Quando a demanda define o crescimento
Ao contrário de projetos planejados de cima para baixo, a evolução da iniciativa foi guiada pelas necessidades reais da comunidade. Crianças que chegavam para aprender informática também precisavam de apoio escolar. Famílias enfrentavam dificuldades básicas. O contexto exigia mais do que uma única solução.
A resposta veio em forma de expansão natural. Reforço escolar, atividades culturais e ações de apoio alimentar começaram a ser incorporados. Nesse processo, Eloizo Gomes Afonso Duraes não apenas ampliou o projeto, mas redefiniu sua proposta. A criação da Fundação Gentil marcou esse ponto de virada.
Um modelo que se adapta ao longo do tempo
Projetos sociais que permanecem ativos por muitos anos geralmente têm algo em comum: capacidade de adaptação. Ao longo de duas décadas, a estrutura construída por Eloizio Gomes Afonso Duraes passou por mudanças importantes, acompanhando novas demandas e cenários.
A expansão para estados como Maranhão, Paraíba e Pernambuco é um exemplo claro disso. O modelo desenvolvido em São Paulo mostrou que poderia ser replicado, desde que respeitadas as particularidades de cada região. Esse movimento não apenas ampliou o alcance, mas também fortaleceu a consistência do projeto.
O papel da educação dentro da estratégia
Apesar das mudanças ao longo dos anos, um elemento permaneceu central: a educação. Desde as primeiras aulas de informática até as atividades atuais, o foco sempre esteve em oferecer ferramentas que possam gerar autonomia. Cursos voltados ao uso de tecnologia, reforço escolar e atividades complementares continuam sendo parte da base do projeto.

Essa continuidade mostra que, mesmo com a diversificação das ações, a proposta principal nunca foi abandonada. Para Eloizo Gomes Afonso Duraes, a educação funciona como eixo estruturante, conectando todas as outras iniciativas.

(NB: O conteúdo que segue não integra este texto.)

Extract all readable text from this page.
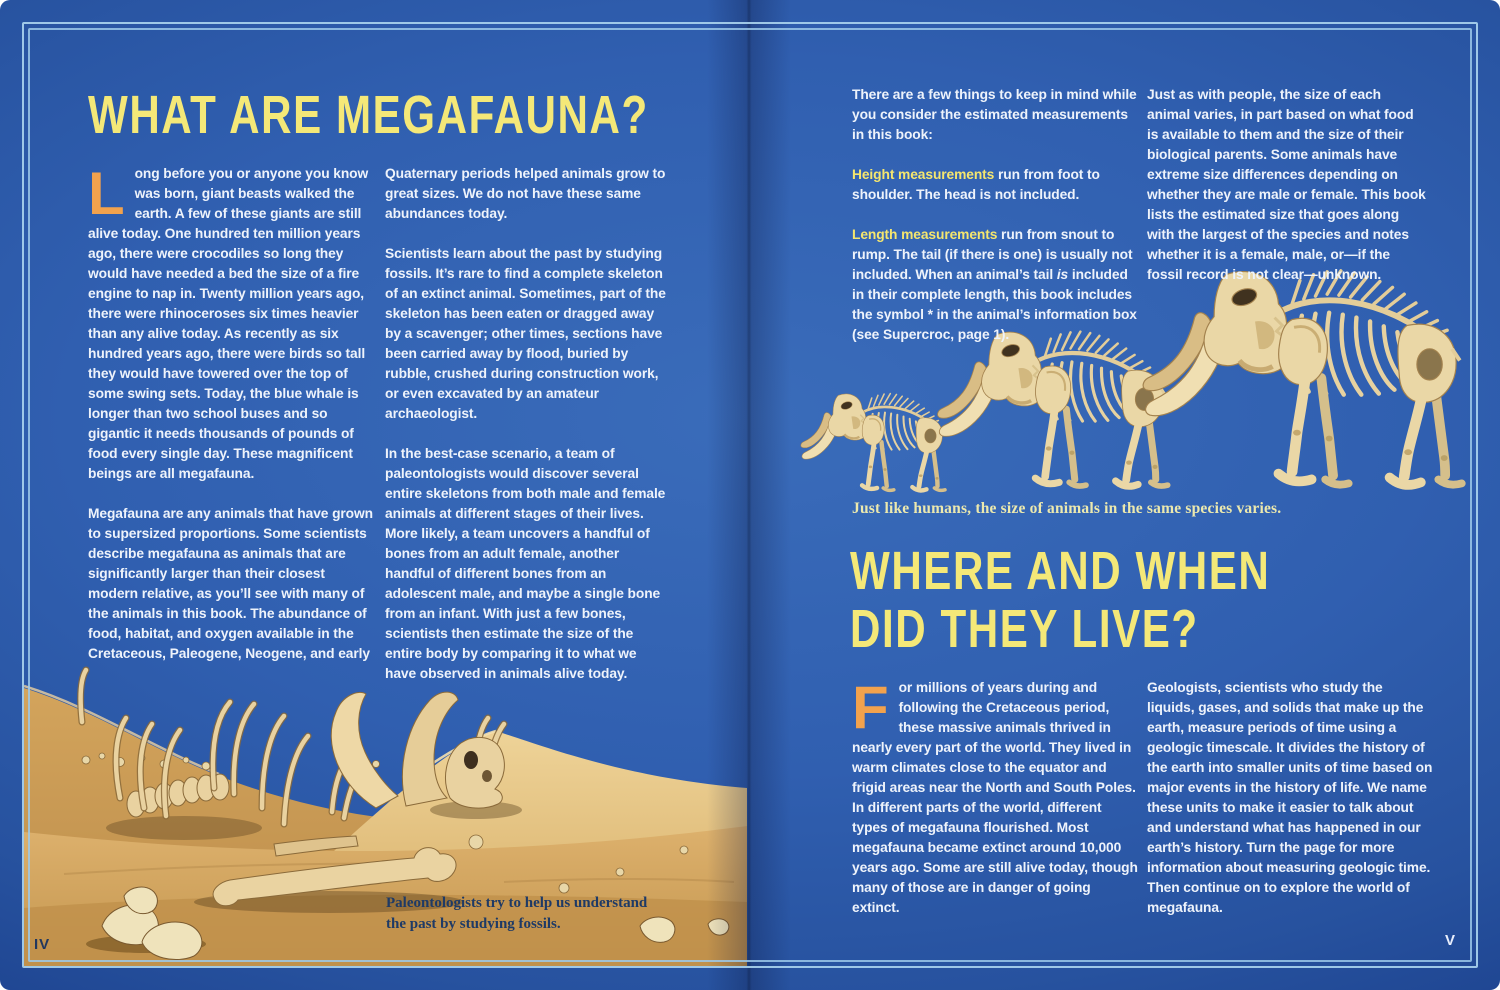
WHAT ARE MEGAFAUNA?

Long before you or anyone you know was born, giant beasts walked the earth. A few of these giants are still alive today. One hundred ten million years ago, there were crocodiles so long they would have needed a bed the size of a fire engine to nap in. Twenty million years ago, there were rhinoceroses six times heavier than any alive today. As recently as six hundred years ago, there were birds so tall they would have towered over the top of some swing sets. Today, the blue whale is longer than two school buses and so gigantic it needs thousands of pounds of food every single day. These magnificent beings are all megafauna.

Megafauna are any animals that have grown to supersized proportions. Some scientists describe megafauna as animals that are significantly larger than their closest modern relative, as you’ll see with many of the animals in this book. The abundance of food, habitat, and oxygen available in the Cretaceous, Paleogene, Neogene, and early

Quaternary periods helped animals grow to great sizes. We do not have these same abundances today.

Scientists learn about the past by studying fossils. It’s rare to find a complete skeleton of an extinct animal. Sometimes, part of the skeleton has been eaten or dragged away by a scavenger; other times, sections have been carried away by flood, buried by rubble, crushed during construction work, or even excavated by an amateur archaeologist.

In the best-case scenario, a team of paleontologists would discover several entire skeletons from both male and female animals at different stages of their lives. More likely, a team uncovers a handful of bones from an adult female, another handful of different bones from an adolescent male, and maybe a single bone from an infant. With just a few bones, scientists then estimate the size of the entire body by comparing it to what we have observed in animals alive today.

Paleontologists try to help us understand the past by studying fossils.
IV

There are a few things to keep in mind while you consider the estimated measurements in this book:

Height measurements run from foot to shoulder. The head is not included.

Length measurements run from snout to rump. The tail (if there is one) is usually not included. When an animal’s tail is included in their complete length, this book includes the symbol * in the animal’s information box (see Supercroc, page 1).

Just as with people, the size of each animal varies, in part based on what food is available to them and the size of their biological parents. Some animals have extreme size differences depending on whether they are male or female. This book lists the estimated size that goes along with the largest of the species and notes whether it is a female, male, or—if the fossil record is not clear—unknown.

Just like humans, the size of animals in the same species varies.
WHERE AND WHEN
DID THEY LIVE?

For millions of years during and following the Cretaceous period, these massive animals thrived in nearly every part of the world. They lived in warm climates close to the equator and frigid areas near the North and South Poles. In different parts of the world, different types of megafauna flourished. Most megafauna became extinct around 10,000 years ago. Some are still alive today, though many of those are in danger of going extinct.

Geologists, scientists who study the liquids, gases, and solids that make up the earth, measure periods of time using a geologic timescale. It divides the history of the earth into smaller units of time based on major events in the history of life. We name these units to make it easier to talk about and understand what has happened in our earth’s history. Turn the page for more information about measuring geologic time. Then continue on to explore the world of megafauna.

V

Entre o assistencial e o estruturante
Uma característica que chama atenção na trajetória do projeto é o equilíbrio entre ações emergenciais e iniciativas de longo prazo. Ao mesmo tempo em que oferece apoio imediato, como alimentação e assistência básica, também investe em formação e desenvolvimento.

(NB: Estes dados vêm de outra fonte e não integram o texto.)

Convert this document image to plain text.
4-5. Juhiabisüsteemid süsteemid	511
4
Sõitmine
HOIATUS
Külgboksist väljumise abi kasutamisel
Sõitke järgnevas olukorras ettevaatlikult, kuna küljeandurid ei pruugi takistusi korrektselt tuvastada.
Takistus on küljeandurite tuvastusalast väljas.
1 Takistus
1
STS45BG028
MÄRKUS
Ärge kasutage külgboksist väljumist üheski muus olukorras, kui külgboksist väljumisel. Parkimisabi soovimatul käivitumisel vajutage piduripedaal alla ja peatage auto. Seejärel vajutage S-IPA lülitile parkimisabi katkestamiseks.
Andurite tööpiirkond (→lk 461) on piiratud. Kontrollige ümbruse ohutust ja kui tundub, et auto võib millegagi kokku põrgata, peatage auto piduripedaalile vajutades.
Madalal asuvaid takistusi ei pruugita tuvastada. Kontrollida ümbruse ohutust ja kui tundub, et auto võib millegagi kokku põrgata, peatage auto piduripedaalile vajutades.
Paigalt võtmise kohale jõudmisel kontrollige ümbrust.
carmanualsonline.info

Essa combinação evita um problema comum em projetos sociais: a dependência. Ao criar oportunidades reais de crescimento, o trabalho idealizado por Eloizio Gomes Afonso Duraes busca gerar impacto que se prolonga no tempo.

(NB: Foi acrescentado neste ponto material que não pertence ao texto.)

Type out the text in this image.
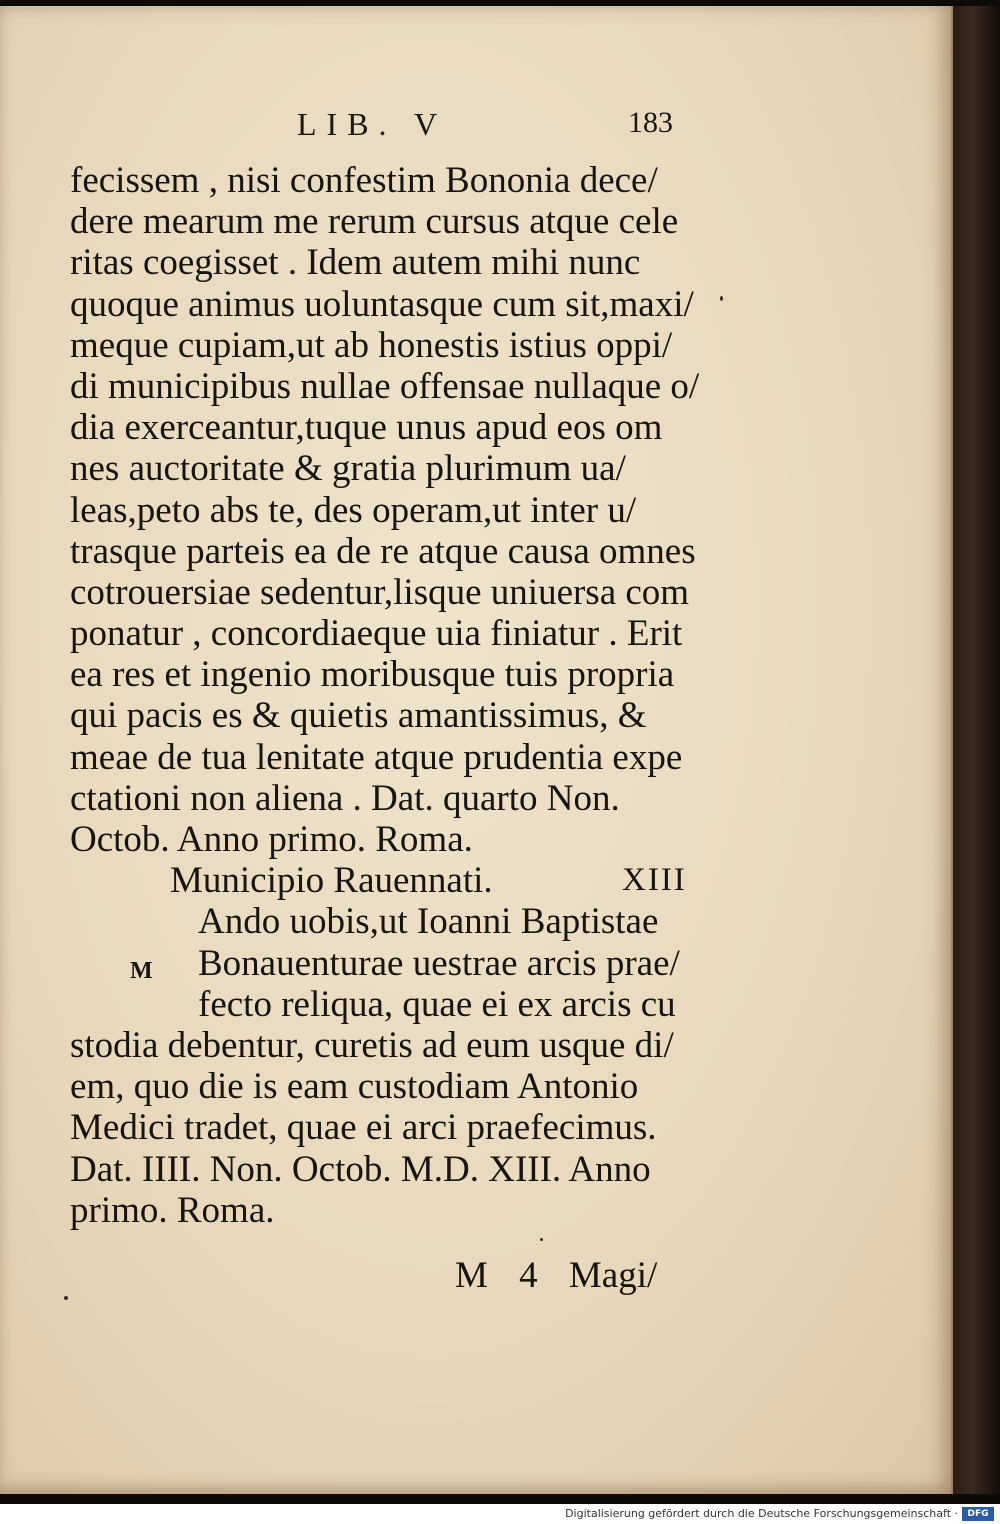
LIB. V	183
fecissem , nisi confestim Bononia dece/
dere mearum me rerum cursus atque cele
ritas coegisset . Idem autem mihi nunc
quoque animus uoluntasque cum sit,maxi/
meque cupiam,ut ab honestis istius oppi/
di municipibus nullae offensae nullaque o/
dia exerceantur,tuque unus apud eos om
nes auctoritate & gratia plurimum ua/
leas,peto abs te, des operam,ut inter u/
trasque parteis ea de re atque causa omnes
cotrouersiae sedentur,lisque uniuersa com
ponatur , concordiaeque uia finiatur . Erit
ea res et ingenio moribusque tuis propria
qui pacis es & quietis amantissimus, &
meae de tua lenitate atque prudentia expe
ctationi non aliena . Dat. quarto Non.
Octob. Anno primo. Roma.
Municipio Rauennati.	XIII
Ando uobis,ut Ioanni Baptistae
M Bonauenturae uestrae arcis prae/
fecto reliqua, quae ei ex arcis cu
stodia debentur, curetis ad eum usque di/
em, quo die is eam custodiam Antonio
Medici tradet, quae ei arci praefecimus.
Dat. IIII. Non. Octob. M.D. XIII. Anno
primo. Roma.
M 4 Magi/
Digitalisierung gefördert durch die Deutsche Forschungsgemeinschaft ·	DFG
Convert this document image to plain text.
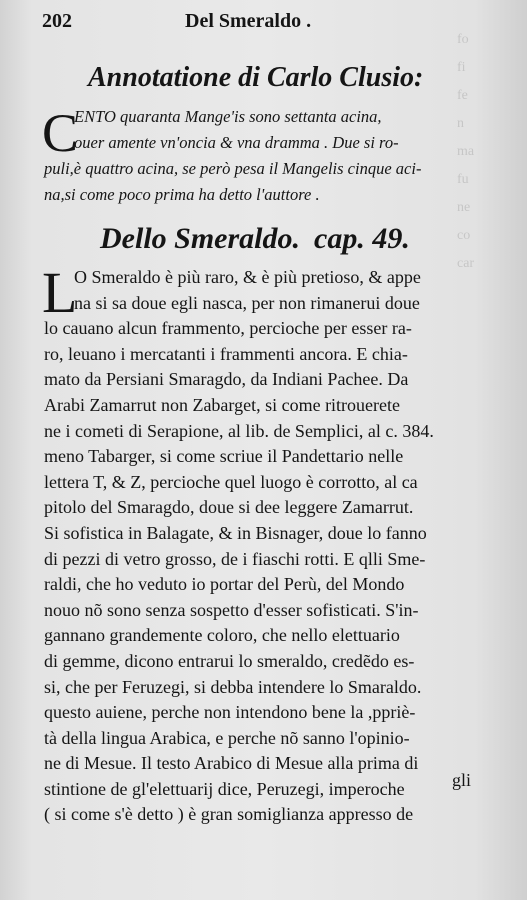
fo
fi
fe
n
ma
fu
ne
co
car
202	Del Smeraldo .
Annotatione di Carlo Clusio:
C
ENTO quaranta Mange'is sono settanta acina,
ouer amente vn'oncia & vna dramma . Due si ro-
puli,è quattro acina, se però pesa il Mangelis cinque aci-
na,si come poco prima ha detto l'auttore .
Dello Smeraldo. cap. 49.
L
O Smeraldo è più raro, & è più pretioso, & appe
na si sa doue egli nasca, per non rimanerui doue
lo cauano alcun frammento, percioche per esser ra-
ro, leuano i mercatanti i frammenti ancora. E chia-
mato da Persiani Smaragdo, da Indiani Pachee. Da
Arabi Zamarrut non Zabarget, si come ritrouerete
ne i cometi di Serapione, al lib. de Semplici, al c. 384.
meno Tabarger, si come scriue il Pandettario nelle
lettera T, & Z, percioche quel luogo è corrotto, al ca
pitolo del Smaragdo, doue si dee leggere Zamarrut.
Si sofistica in Balagate, & in Bisnager, doue lo fanno
di pezzi di vetro grosso, de i fiaschi rotti. E qlli Sme-
raldi, che ho veduto io portar del Perù, del Mondo
nouo nõ sono senza sospetto d'esser sofisticati. S'in-
gannano grandemente coloro, che nello elettuario
di gemme, dicono entrarui lo smeraldo, credẽdo es-
si, che per Feruzegi, si debba intendere lo Smaraldo.
questo auiene, perche non intendono bene la ,ppriè-
tà della lingua Arabica, e perche nõ sanno l'opinio-
ne di Mesue. Il testo Arabico di Mesue alla prima di
stintione de gl'elettuarij dice, Peruzegi, imperoche
( si come s'è detto ) è gran somiglianza appresso de
gli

Reconhecimento como consequência, não objetivo
Ao longo dos anos, a atuação do empresário passou a ser reconhecida em diferentes contextos. Homenagens e destaque em eventos comunitários surgiram como reflexo do impacto gerado.
Ainda assim, esse reconhecimento não aparece como ponto central da trajetória. Ele surge como consequência de um trabalho contínuo, construído com base em consistência e presença ativa nas comunidades atendidas.
Uma trajetória ainda em movimento
Mesmo após mais de 20 anos, o projeto segue em transformação. A reformulação que levou à estrutura de Organização Social, em 2019, indica que o processo de evolução continua. A atuação de Eloizo Gomes Afonso Duraes mostra que projetos sociais não precisam ser estáticos.
Pelo contrário, quanto maior a capacidade de adaptação, maior tende a ser o impacto. No fim, o que começou como uma iniciativa local acabou se tornando um modelo mais amplo, com alcance em diferentes regiões e atuação em múltiplas frentes. Um caminho construído passo a passo, com base em necessidades reais e decisões práticas.